2.2.2. PyTorch Image Classifier¶
The PyTorch Generic Image Classifier is a class that can be used for creating user defined classifier. It can be used for training and evaluating the model. The users can directly use the pre-trained model for making predictions or the users can fine-tune the pre-trained model with additional training data. The pre-trained model provides a good test accuracy (97.31% for rooftpye classification) if the test data come from the same distribution as the training data. However, it is recommended that the users should fine-tune the pre-trained model due to the out-of-distribution generalization issue of neural networks (https://arxiv.org/pdf/1903.12261.pdf).
Methods
init
modelName Name of the model default = ‘rooftype_resnet18_v1’
imgDir Directories for training data
valimgDir Directories for validation data
download Downlaod the pre-trained model default = False
random_split Ratio to split the data into a training set and a validation set if validation data is not provided.
resultFile Name of the result file for predicting multple images. default = preds.csv
workDir The working directory default = tmp
printRes Show the probability and prediction default=True
printConfusionMatrix Whether to print the confusion matrix or not default=False
train
lr1: default=0.01
epochs: default==10
batch_size: default==64
plot: default==False
**fine_tuning*
lr1: default=0.001
epochs: default==10
batch_size: default==32
plot: default==False
predictOneImage
imagePath: Path to a single image
predictMultipleImages
imagePathList: A list of image paths
resultFile: The name of the result filename default=None
predictOneDirectory
directory_name: Directory for saving all the images
resultFile: The name of the result filename default=None
2.2.2.1. Description¶
This class implements the abstraction of an image classifier implemented based on PyTorch, it can be first used to train the classifier. Once trained, the classifier can be used to predict the class of each image given a set of images. This class can also be used to load a pre-trained model to make predictions. The loaded pre-trained model can be fine-tuned with provided images to overcome the out-of-distribution generalization issue of neural networks.
2.2.2.2. Example¶
The following is an example, in which a classifier is created and trained.
The image dataset for this example contains satellite images categorized according to roof type.
The dataset can be downloaded here.
When unzipped, the file gives the ‘roofType’. You need to set ‘’imgDir’’ to the corresponding directory. The roofType directory contains the images for training:
roofType
│── class_1
│ └── *.png
│── class_2
| └── *.png
│── ...
|
└── class_n
└── *.png
2.2.2.3. Construct the image classifier¶
# import the module
from brails.modules import PytorchImageClassifier
# initialize the classifier, give it a name and a directory
roofClassifier = PytorchImageClassifier(modelName='rooftype_resnet18_v1', imgDir='./roofType/')
2.2.2.4. Fine-tune the model¶
# Fine the base model for 5 epochs with an initial learning rate of 0.01.
roofClassifier.fine_tuning(lr=0.001, batch_size=64, epochs=5)
It is recommended to run the above example on a GPU machine.
Please refer to https://github.com/rwightman/pytorch-image-models for supported models. You may need to first install timm via pip: pip install timm.
2.2.2.5. Classify Images Based on the Model¶
Now you can use the trained model to predict the (roofType) class for a given image.
# If you are running the inference from another place, you need to initialize the classifier firstly:
from brails.PytorchGenericModelClassifier import PytorchImageClassifier
roofClassifier = PytorchImageClassifier(modelName='rooftype_resnet18_v1')
# define the paths of images in a list
imgs = ["./roofType/flat/TopViewx-76.84779286x38.81642318.png",
"./roofType/flat/TopViewx-76.96240924000001x38.94450328.png"]
# use the model to predict
predictions_dataframe = roofClassifier.predictMultipleImages(imgs)

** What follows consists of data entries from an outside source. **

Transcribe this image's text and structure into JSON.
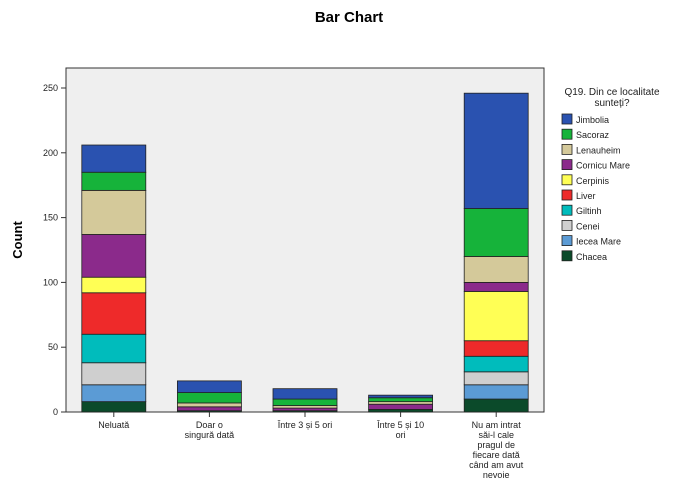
{
  "chart_data": {
    "type": "bar",
    "stacked": true,
    "title": "Bar Chart",
    "ylabel": "Count",
    "xlabel": "",
    "ylim": [
      0,
      250
    ],
    "yticks": [
      0,
      50,
      100,
      150,
      200,
      250
    ],
    "grid": false,
    "legend_position": "right",
    "legend_title": "Q19. Din ce localitate sunteți?",
    "categories": [
      [
        "Neluată"
      ],
      [
        "Doar o",
        "singură dată"
      ],
      [
        "Între 3 și 5 ori"
      ],
      [
        "Între 5 și 10",
        "ori"
      ],
      [
        "Nu am intrat",
        "săi-l cale",
        "pragul de",
        "fiecare dată",
        "când am avut",
        "nevoie"
      ]
    ],
    "series": [
      {
        "name": "Chacea",
        "color": "#0b4a2a",
        "values": [
          8,
          1,
          1,
          2,
          10
        ]
      },
      {
        "name": "Iecea Mare",
        "color": "#5b9bd5",
        "values": [
          13,
          0,
          0,
          0,
          11
        ]
      },
      {
        "name": "Cenei",
        "color": "#cfcfcf",
        "values": [
          17,
          0,
          0,
          0,
          10
        ]
      },
      {
        "name": "Giltinh",
        "color": "#00bcbc",
        "values": [
          22,
          0,
          0,
          0,
          12
        ]
      },
      {
        "name": "Liver",
        "color": "#ee2a2a",
        "values": [
          32,
          0,
          0,
          0,
          12
        ]
      },
      {
        "name": "Cerpinis",
        "color": "#ffff55",
        "values": [
          12,
          0,
          0,
          0,
          38
        ]
      },
      {
        "name": "Cornicu Mare",
        "color": "#8b2a8b",
        "values": [
          33,
          3,
          2,
          4,
          7
        ]
      },
      {
        "name": "Lenauheim",
        "color": "#d4c99a",
        "values": [
          34,
          3,
          2,
          2,
          20
        ]
      },
      {
        "name": "Sacoraz",
        "color": "#16b33a",
        "values": [
          14,
          8,
          5,
          3,
          37
        ]
      },
      {
        "name": "Jimbolia",
        "color": "#2a52b0",
        "values": [
          21,
          9,
          8,
          2,
          89
        ]
      }
    ]
  }
}
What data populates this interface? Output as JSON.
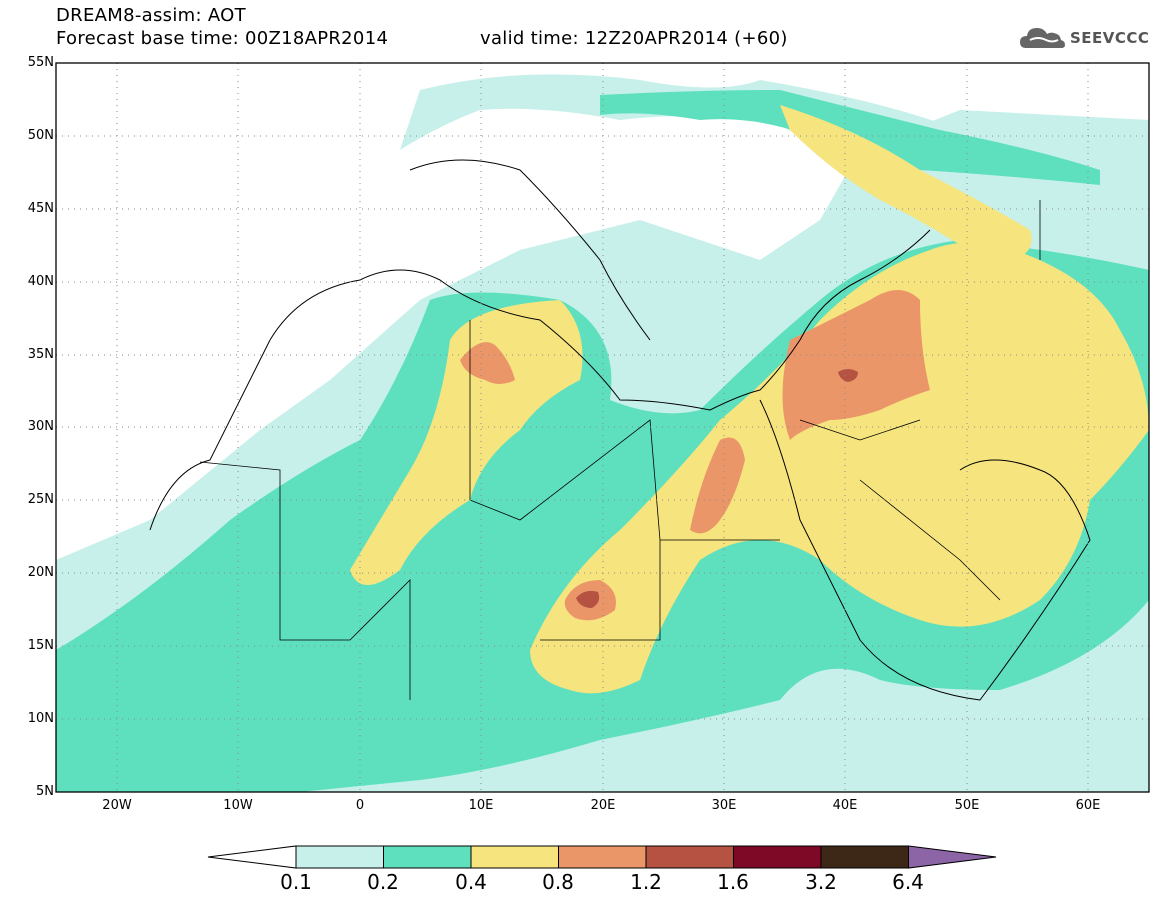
{
  "header": {
    "title_line1": "DREAM8-assim: AOT",
    "title_line2": "Forecast base time: 00Z18APR2014",
    "valid_time": "valid time: 12Z20APR2014 (+60)",
    "logo_text": "SEEVCCC"
  },
  "map": {
    "lat_labels": [
      "55N",
      "50N",
      "45N",
      "40N",
      "35N",
      "30N",
      "25N",
      "20N",
      "15N",
      "10N",
      "5N"
    ],
    "lon_labels": [
      "20W",
      "10W",
      "0",
      "10E",
      "20E",
      "30E",
      "40E",
      "50E",
      "60E"
    ],
    "lat_range": [
      5,
      55
    ],
    "lon_range": [
      -25,
      65
    ],
    "grid": "dotted"
  },
  "colorbar": {
    "labels": [
      "0.1",
      "0.2",
      "0.4",
      "0.8",
      "1.2",
      "1.6",
      "3.2",
      "6.4"
    ],
    "colors": [
      "#ffffff",
      "#c7f0ea",
      "#5ee0bf",
      "#f6e47e",
      "#eb9668",
      "#b55242",
      "#7d0927",
      "#3d2716",
      "#8b65a5"
    ]
  }
}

The predictions will be written in preds.csv under the working directory.
Note
The generic image classifier is intended to illustrate the overall process of model training and prediction. The classifier takes an image as the input and will always produce a prediction. Since the classifier is trained to classify only a specific category of images, its prediction is meaningful only if the input image belongs to the categories the model is trained for.